In an address to the state, the heads of the five municipalities located in Võru County, in the far southeast of Estonia, commended the government for boosting the wages of key sector workers, for example, teachers.
At the same time, they draw attention to the fact that in the light of teacher salary increases, other educational and cultural workers who are on local government payrolls also expect a higher monthly wage, which in turn puts municipal budgets under still greater pressure.
Mayor of Võru City Anti Allas (SDE) said: "After all, we have kindergarten teachers, teaching assistants, plus all special education schools' teachers on the municipal payroll."
"In fact, everyone is awaiting this wage increase, but for municipalities the issue is this - we would very much like to meet these rises, but revenues of municipalities physically will not rise by 20 percent or more next year," he went on.
Allas added that the current economic situation does not translate into a good effect on the local governments' revenue bases either.
Public consumption has changed during the crisis, and many companies are struggling to hire workers, while at the same time unemployment also shows a growing trend in the region; Allas noted that in general, most local governments nationwide cannot contend with wage-energy price inflation on their own
"In short, we shouldn't really leave the municipalities by themselves; we just don't have the resources today. How we can keep up with this wage increase, that is today's question," Allas continued.
In this way, local governments expect the state to come out with additional aid packages.
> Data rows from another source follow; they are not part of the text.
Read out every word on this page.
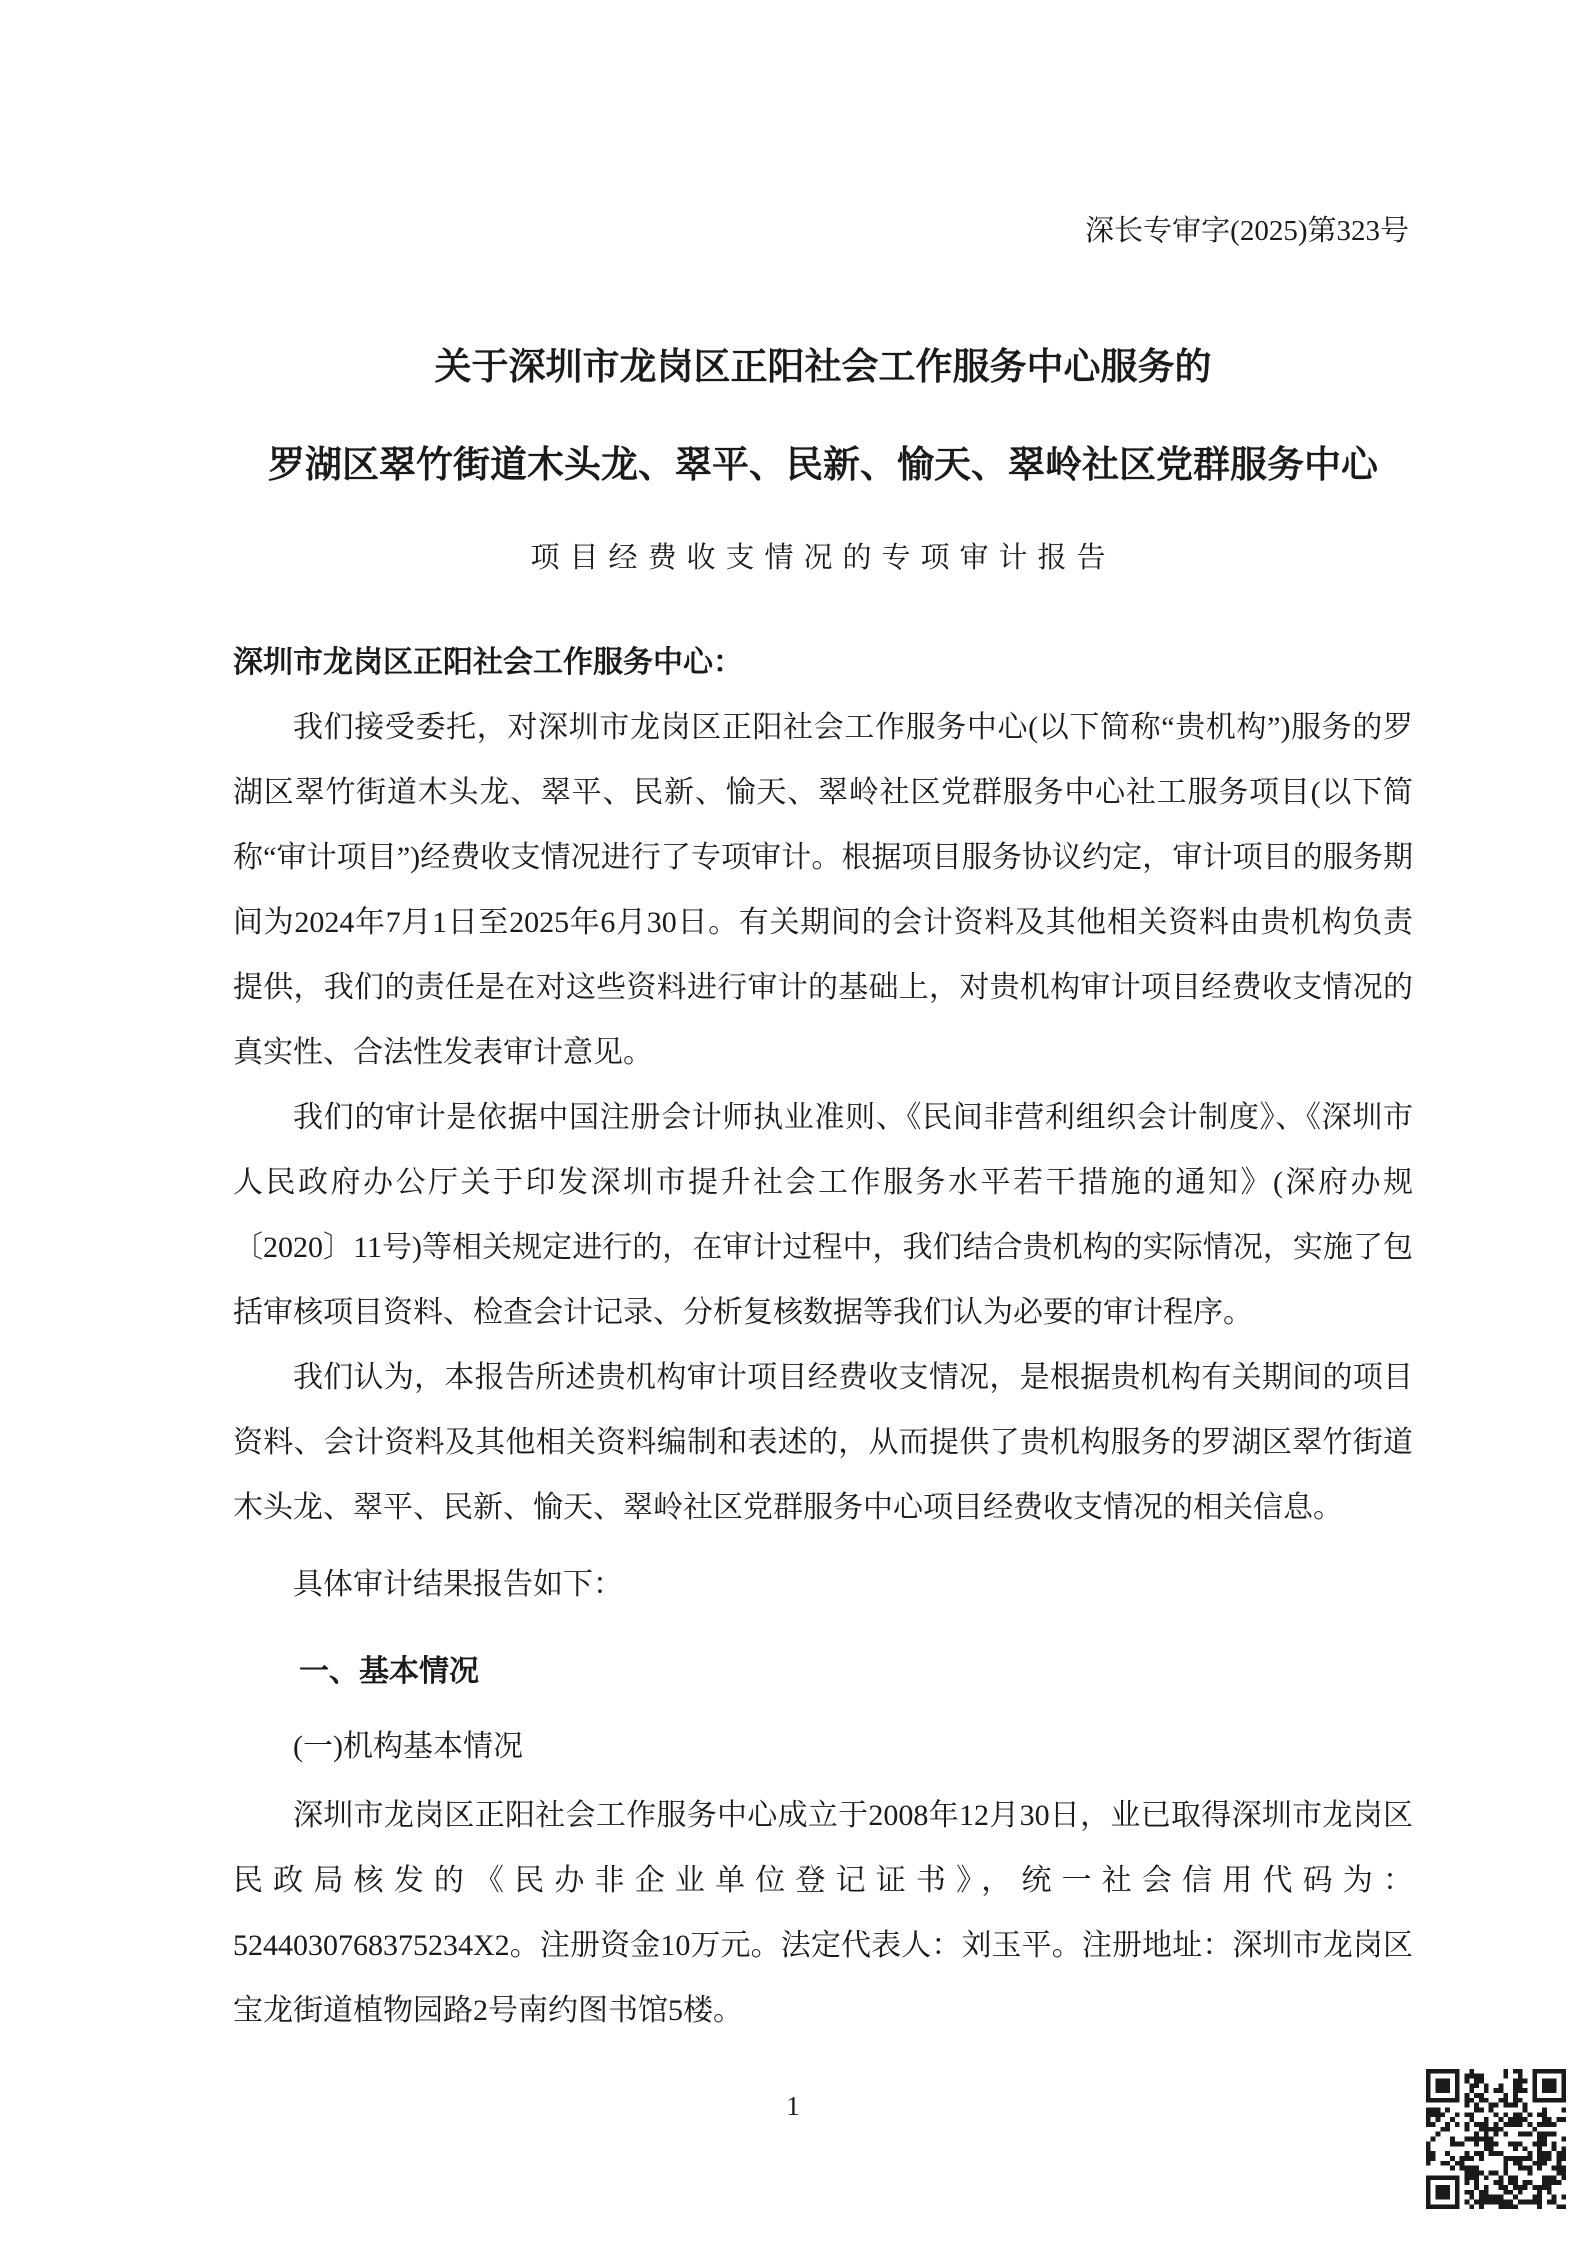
深长专审字(2025)第323号
关于深圳市龙岗区正阳社会工作服务中心服务的
罗湖区翠竹街道木头龙、翠平、民新、愉天、翠岭社区党群服务中心
项目经费收支情况的专项审计报告
深圳市龙岗区正阳社会工作服务中心：

我们接受委托，对深圳市龙岗区正阳社会工作服务中心(以下简称“贵机构”)服务的罗湖区翠竹街道木头龙、翠平、民新、愉天、翠岭社区党群服务中心社工服务项目(以下简称“审计项目”)经费收支情况进行了专项审计。根据项目服务协议约定，审计项目的服务期间为2024年7月1日至2025年6月30日。有关期间的会计资料及其他相关资料由贵机构负责提供，我们的责任是在对这些资料进行审计的基础上，对贵机构审计项目经费收支情况的真实性、合法性发表审计意见。

我们的审计是依据中国注册会计师执业准则、《民间非营利组织会计制度》、《深圳市人民政府办公厅关于印发深圳市提升社会工作服务水平若干措施的通知》(深府办规〔2020〕11号)等相关规定进行的，在审计过程中，我们结合贵机构的实际情况，实施了包括审核项目资料、检查会计记录、分析复核数据等我们认为必要的审计程序。

我们认为，本报告所述贵机构审计项目经费收支情况，是根据贵机构有关期间的项目资料、会计资料及其他相关资料编制和表述的，从而提供了贵机构服务的罗湖区翠竹街道木头龙、翠平、民新、愉天、翠岭社区党群服务中心项目经费收支情况的相关信息。

具体审计结果报告如下：

一、基本情况
(一)机构基本情况

深圳市龙岗区正阳社会工作服务中心成立于2008年12月30日，业已取得深圳市龙岗区民政局核发的《民办非企业单位登记证书》，统一社会信用代码为：5244030768375234X2。注册资金10万元。法定代表人：刘玉平。注册地址：深圳市龙岗区宝龙街道植物园路2号南约图书馆5楼。

1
Minister of Public Administration Riina Solman (Isamaa) says that while the concern regarding income tax receipts is understandable, according to forecast data, income tax should still be added to local government budgets next year.
Solman said: "According to the forecasts, in 2023 the income tax of local governments will increase by €160 million."
"This will then include 50 million additional income tax received from the salary increase of teachers and groups of employees who receive salaries from the state budget."
"That this will probably be an initial relief for the salary increase of kindergarten teachers and other educational and cultural workers of local governments," Solman went on,"
At the same time, according to Solman, for example, the number of taxpayers in Võru is following a downward trend, and what Allas had stated should not be underestimated in any way.
Therefore, the projected increase in income tax collection alone is not enough.
In this way, Solman proposed to the Ministry of Economy and Communications yesterday that the universal electricity service also be extended to municipalities and their institutions.
"Local governments have now spent a total of €51.6 million towards the energy costs of buildings and infrastructure in these seven months of this year, which is 50 percent more than last year at the same time,"
"And that is why I find that since these service prices are not getting cheaper when buying electricity then municipalities could actually also get a share in the universal service, the universally-priced electricity," Solman said.
Whether municipalities can be aided via any measures in the future can be observed going forward, the minister added. The two measures mentioned above are perhaps the fastest means of redress at present, the minister said.